Harry Tierney manifestó a Aznar estar asustado de las amplias posibilidades que su nuevo avión abría al futuro. Sencillamente, la nación que poseyera el secreto de aquel nuevo avión tendría a sus pies, inerme, al resto del mundo. Tierney, hombre idealista, estaba dispuesto a destruir su avión «para impedir que nadie pudiera utilizarlo como arma de guerra».
Pero antes de destruir al Lanza, Tierney hizo una proposición a Miguel Ángel Aznar. Si era cierto que existían los hombres grises de Venus, y éstos abrigaban intenciones hostiles contra la Tierra, entonces estaría justificado que él entregara el Lanza al mundo para que éste estuviera en condiciones de defenderse del ataque de los hombres de Venus.
Tierney no desconfiaba de la historia contada por el profesor Stefansson, pero quería asegurarse por si mismo de la existencia de los discutidos hombres de Venus. Tenían listo el único avión del mundo capaz de hacer un viaje a Venus y regreso a la Tierra. Sólo faltaba pertrecharlo si Miguel Ángel Aznar y sus amigos estaban dispuestos a acompañarle a Venus. Aznar dijo que sí, y de este modo, pocos meses más tarde, el Lanza despegaba en la complicidad de la noche y volaba a Venus.

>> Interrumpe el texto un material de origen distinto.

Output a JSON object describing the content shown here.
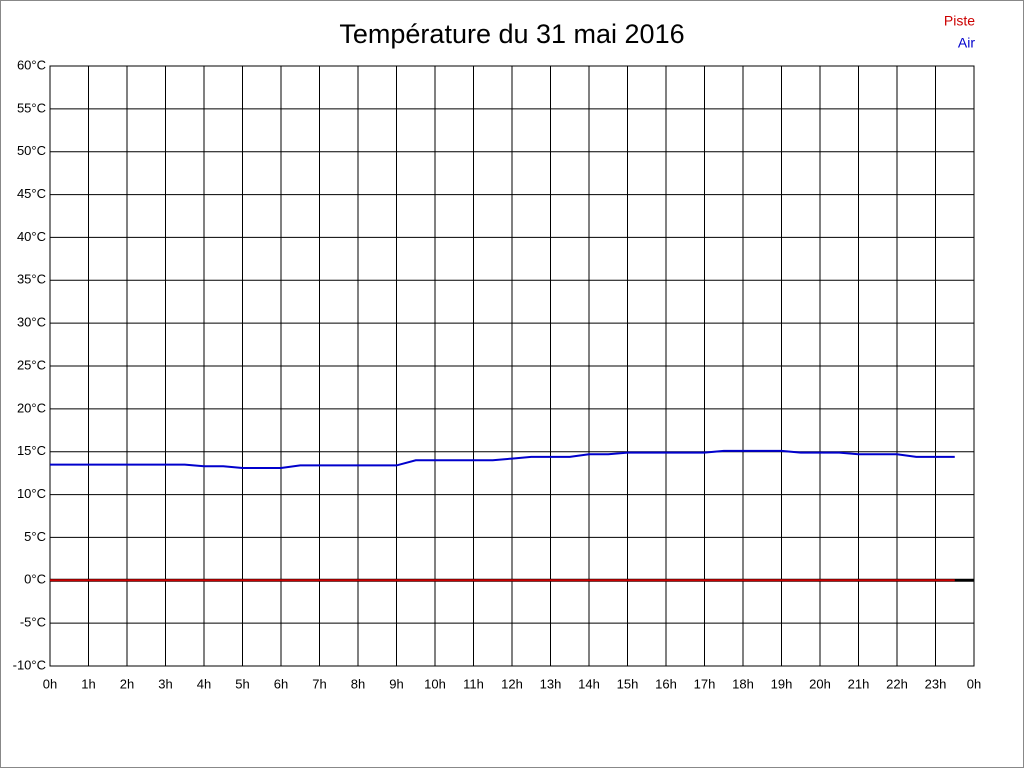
{
  "chart_data": {
    "type": "line",
    "title": "Température du 31 mai 2016",
    "x": [
      0,
      0.5,
      1,
      1.5,
      2,
      2.5,
      3,
      3.5,
      4,
      4.5,
      5,
      5.5,
      6,
      6.5,
      7,
      7.5,
      8,
      8.5,
      9,
      9.5,
      10,
      10.5,
      11,
      11.5,
      12,
      12.5,
      13,
      13.5,
      14,
      14.5,
      15,
      15.5,
      16,
      16.5,
      17,
      17.5,
      18,
      18.5,
      19,
      19.5,
      20,
      20.5,
      21,
      21.5,
      22,
      22.5,
      23,
      23.5
    ],
    "series": [
      {
        "name": "Piste",
        "color": "#cc0000",
        "values": [
          0,
          0,
          0,
          0,
          0,
          0,
          0,
          0,
          0,
          0,
          0,
          0,
          0,
          0,
          0,
          0,
          0,
          0,
          0,
          0,
          0,
          0,
          0,
          0,
          0,
          0,
          0,
          0,
          0,
          0,
          0,
          0,
          0,
          0,
          0,
          0,
          0,
          0,
          0,
          0,
          0,
          0,
          0,
          0,
          0,
          0,
          0,
          0
        ]
      },
      {
        "name": "Air",
        "color": "#0000cc",
        "values": [
          13.5,
          13.5,
          13.5,
          13.5,
          13.5,
          13.5,
          13.5,
          13.5,
          13.3,
          13.3,
          13.1,
          13.1,
          13.1,
          13.4,
          13.4,
          13.4,
          13.4,
          13.4,
          13.4,
          14.0,
          14.0,
          14.0,
          14.0,
          14.0,
          14.2,
          14.4,
          14.4,
          14.4,
          14.7,
          14.7,
          14.9,
          14.9,
          14.9,
          14.9,
          14.9,
          15.1,
          15.1,
          15.1,
          15.1,
          14.9,
          14.9,
          14.9,
          14.7,
          14.7,
          14.7,
          14.4,
          14.4,
          14.4
        ]
      }
    ],
    "xlim": [
      0,
      24
    ],
    "xticks": [
      {
        "value": 0,
        "label": "0h"
      },
      {
        "value": 1,
        "label": "1h"
      },
      {
        "value": 2,
        "label": "2h"
      },
      {
        "value": 3,
        "label": "3h"
      },
      {
        "value": 4,
        "label": "4h"
      },
      {
        "value": 5,
        "label": "5h"
      },
      {
        "value": 6,
        "label": "6h"
      },
      {
        "value": 7,
        "label": "7h"
      },
      {
        "value": 8,
        "label": "8h"
      },
      {
        "value": 9,
        "label": "9h"
      },
      {
        "value": 10,
        "label": "10h"
      },
      {
        "value": 11,
        "label": "11h"
      },
      {
        "value": 12,
        "label": "12h"
      },
      {
        "value": 13,
        "label": "13h"
      },
      {
        "value": 14,
        "label": "14h"
      },
      {
        "value": 15,
        "label": "15h"
      },
      {
        "value": 16,
        "label": "16h"
      },
      {
        "value": 17,
        "label": "17h"
      },
      {
        "value": 18,
        "label": "18h"
      },
      {
        "value": 19,
        "label": "19h"
      },
      {
        "value": 20,
        "label": "20h"
      },
      {
        "value": 21,
        "label": "21h"
      },
      {
        "value": 22,
        "label": "22h"
      },
      {
        "value": 23,
        "label": "23h"
      },
      {
        "value": 24,
        "label": "0h"
      }
    ],
    "ylim": [
      -10,
      60
    ],
    "yticks": [
      {
        "value": -10,
        "label": "-10°C"
      },
      {
        "value": -5,
        "label": "-5°C"
      },
      {
        "value": 0,
        "label": "0°C"
      },
      {
        "value": 5,
        "label": "5°C"
      },
      {
        "value": 10,
        "label": "10°C"
      },
      {
        "value": 15,
        "label": "15°C"
      },
      {
        "value": 20,
        "label": "20°C"
      },
      {
        "value": 25,
        "label": "25°C"
      },
      {
        "value": 30,
        "label": "30°C"
      },
      {
        "value": 35,
        "label": "35°C"
      },
      {
        "value": 40,
        "label": "40°C"
      },
      {
        "value": 45,
        "label": "45°C"
      },
      {
        "value": 50,
        "label": "50°C"
      },
      {
        "value": 55,
        "label": "55°C"
      },
      {
        "value": 60,
        "label": "60°C"
      }
    ],
    "grid": true,
    "legend": "top-right"
  }
}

En Venus, la expedición pudo certificar la existencia cierta de los hombres grises, pero como temían que ocurriera igual que la primera vez, Aznar puso mucho empeño en capturar al menos un thorbod para llevarlo consigo de regreso a la Tierra.
Este empeño por llevar consigo un prisionero había de resultar funesto a la expedición. De regreso de Venus el Lanza descubrió un planeta errante que iba a interferir en su ruta. Cuando los tripulantes del Lanza quisieron poner en marcha los motores para alejarse de aquel extraño mundo, descubrieron con horror que el prisionero thorbod había provocado una avería de importancia.